National Institutes of Health, Public Health Service, HHS.
This is notice, in accordance with 35 U.S.C. 209(c)(1) and 37 CFR part 404.7(a)(1)(i), that the National Institutes of Health, Department of Health and Human Services, is contemplating the grant of an exclusive patent license to practice the inventions embodied in the following U.S. Patent Applications to Systems Medicine, Inc., which is located in Tucson, Arizona.
1. PCT Patent Application No. PCT/US2006/031814 entitled “Human Monoclonal Antibodies that Specifically Bind IGF-II” [HHS Ref. Nos. E-217-2005/0, 1, and 2]; and
2. PCT Application Serial No. PCT/US2007/66180 entitled “Human IGF-I-Specific and IGF-I and IGF-II Cross-Reactive Human Monoclonal Antibodies” [HHS Ref. No. E-336-2005/0].
The patent rights in these inventions have been assigned to the United States of America.
The prospective exclusive license territory may be worldwide and the field of use may be limited to the use of the antibodies and their method of use in the Licensed Patent Rights for the treatment of human cancers
Only written comments and/or applications for a license which are received by the NIH Office of Technology Transfer on or before August 11, 2008 will be considered.
Requests for copies of the patent application, inquiries, comments, and other materials relating to the contemplated exclusive license should be directed to: Whitney Hastings, PhD, Technology Licensing Specialist, Office of Technology Transfer, National Institutes of Health, 6011 Executive Boulevard, Suite 325, Rockville, MD 20852-3804; Telephone: (301) 451-7337; Facsimile: (301) 402-0220; E-mail: firstname.lastname@example.org.End Preamble Start Supplemental Information
The type 1 insulin-like growth factor (IGF) receptor (IGF1R) is over-expressed by many tumors and mediates proliferation, motility, and protection from apoptosis. Agents that inhibit IGF1R expression or function can potentially block tumor growth and metastasis. Its major ligand, IGF-II, is over-expressed by multiple tumor types. Previous studies indicate that inhibition of IGF-II binding to its cognizant receptor negatively modulates signal transduction through the IGF pathway and concomitant cell growth. Therefore, use of humanized or fully human antibodies against IGFs represents a valid approach to inhibit tumor growth.
The above identified patent applications relate to the identification of multiple, novel fully human monoclonal antibodies that are specific for IGF-II and do not cross-react with IGF-1 or insulin and identification and characterization of three (3) novel fully human monoclonal antibodies designated m705, m706, and m708, which are specific for insulin-like growth factor (IGF)-I. Two (2) of the three (3) antibodies, m705 and m706 are specific for IGF-I and do not cross react with IGF-II and insulin while, m708 cross reacts with IGF-II.
These antibodies can be used to prevent binding of IGF-I to its concomitant receptor IGFIR, consequently, modulating diseases such as cancer. Additional embodiments describe methods for treating various human diseases associated with aberrant cell growth and motility including breast, prostate, and leukemia carcinomas.
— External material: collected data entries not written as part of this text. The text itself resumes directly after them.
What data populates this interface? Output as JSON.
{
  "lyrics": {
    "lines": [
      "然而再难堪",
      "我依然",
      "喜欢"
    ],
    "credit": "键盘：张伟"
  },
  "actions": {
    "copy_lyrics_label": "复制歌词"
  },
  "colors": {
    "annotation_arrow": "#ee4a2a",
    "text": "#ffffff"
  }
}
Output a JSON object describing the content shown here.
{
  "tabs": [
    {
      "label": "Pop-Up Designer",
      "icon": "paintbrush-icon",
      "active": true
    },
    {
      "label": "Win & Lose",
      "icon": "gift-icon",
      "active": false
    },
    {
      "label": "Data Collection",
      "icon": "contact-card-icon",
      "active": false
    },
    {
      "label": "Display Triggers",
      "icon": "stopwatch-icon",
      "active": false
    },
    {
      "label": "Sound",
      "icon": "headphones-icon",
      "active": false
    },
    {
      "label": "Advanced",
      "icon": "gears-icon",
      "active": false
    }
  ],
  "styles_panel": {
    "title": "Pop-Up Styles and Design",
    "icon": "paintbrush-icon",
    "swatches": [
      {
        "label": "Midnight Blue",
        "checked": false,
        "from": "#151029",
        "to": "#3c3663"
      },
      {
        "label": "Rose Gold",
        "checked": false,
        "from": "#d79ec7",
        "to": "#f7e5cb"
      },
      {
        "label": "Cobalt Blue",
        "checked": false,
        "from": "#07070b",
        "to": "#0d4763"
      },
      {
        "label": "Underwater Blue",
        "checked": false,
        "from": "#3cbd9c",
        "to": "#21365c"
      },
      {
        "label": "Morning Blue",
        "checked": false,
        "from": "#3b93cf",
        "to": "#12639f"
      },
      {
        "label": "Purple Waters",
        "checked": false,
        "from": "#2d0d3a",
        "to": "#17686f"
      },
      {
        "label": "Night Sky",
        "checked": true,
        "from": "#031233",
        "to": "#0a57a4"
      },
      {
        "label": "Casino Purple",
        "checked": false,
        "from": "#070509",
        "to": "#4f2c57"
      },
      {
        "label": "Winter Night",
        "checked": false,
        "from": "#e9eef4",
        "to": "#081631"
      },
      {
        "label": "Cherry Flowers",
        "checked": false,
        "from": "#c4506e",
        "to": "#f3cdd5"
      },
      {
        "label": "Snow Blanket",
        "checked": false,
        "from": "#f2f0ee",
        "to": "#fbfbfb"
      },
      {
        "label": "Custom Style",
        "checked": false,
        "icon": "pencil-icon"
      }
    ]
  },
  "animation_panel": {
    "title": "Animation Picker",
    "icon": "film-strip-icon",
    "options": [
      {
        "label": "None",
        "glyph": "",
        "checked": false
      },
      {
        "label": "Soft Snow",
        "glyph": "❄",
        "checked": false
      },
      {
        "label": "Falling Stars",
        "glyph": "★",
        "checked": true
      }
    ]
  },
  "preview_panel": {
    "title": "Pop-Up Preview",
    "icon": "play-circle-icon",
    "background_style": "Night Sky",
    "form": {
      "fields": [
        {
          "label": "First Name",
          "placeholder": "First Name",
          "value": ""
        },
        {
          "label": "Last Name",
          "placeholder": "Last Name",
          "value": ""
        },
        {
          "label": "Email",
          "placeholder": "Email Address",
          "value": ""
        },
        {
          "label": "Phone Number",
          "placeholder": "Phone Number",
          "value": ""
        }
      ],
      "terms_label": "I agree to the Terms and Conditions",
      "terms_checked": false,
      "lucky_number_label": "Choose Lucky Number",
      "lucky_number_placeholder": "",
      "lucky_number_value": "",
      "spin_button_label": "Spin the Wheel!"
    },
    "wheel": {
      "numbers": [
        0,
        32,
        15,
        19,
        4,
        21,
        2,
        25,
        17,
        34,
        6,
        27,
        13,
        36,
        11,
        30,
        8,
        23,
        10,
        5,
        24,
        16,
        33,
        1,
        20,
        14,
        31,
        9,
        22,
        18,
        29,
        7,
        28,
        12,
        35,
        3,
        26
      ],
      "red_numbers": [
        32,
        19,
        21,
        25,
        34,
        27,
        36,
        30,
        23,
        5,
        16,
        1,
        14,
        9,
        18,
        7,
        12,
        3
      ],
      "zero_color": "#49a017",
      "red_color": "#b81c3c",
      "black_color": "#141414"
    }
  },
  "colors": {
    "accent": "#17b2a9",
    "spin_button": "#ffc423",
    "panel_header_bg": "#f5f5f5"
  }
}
Thus, these novel antibodies may provide a therapeutic intervention for multiple carcinomas without the negative side effects associated with insulin inhibition.
The prospective exclusive license will be royalty bearing and will comply with the terms and conditions of 35 U.S.C. 209 and 37 CFR part 404.7. The prospective exclusive license may be granted unless within sixty (60) days from the date of this published notice, the NIH receives written evidence and argument that establishes that the grant of the license would not be consistent with the requirements of 35 U.S.C. 209 and 37 CFR 404.7.
Applications for a license in the field of use filed in response to this notice will be treated as objections to the grant of the contemplated exclusive license. Comments and objections submitted to this notice will not be made available for public inspection and, to the extent permitted by law, will not be released under the Freedom of Information Act, 5 U.S.C. 552.Start Signature
Dated: May 30, 2008.
Steven M. Ferguson,
Director, Division of Technology Development and Transfer, Office of Technology Transfer, National Institutes of Health.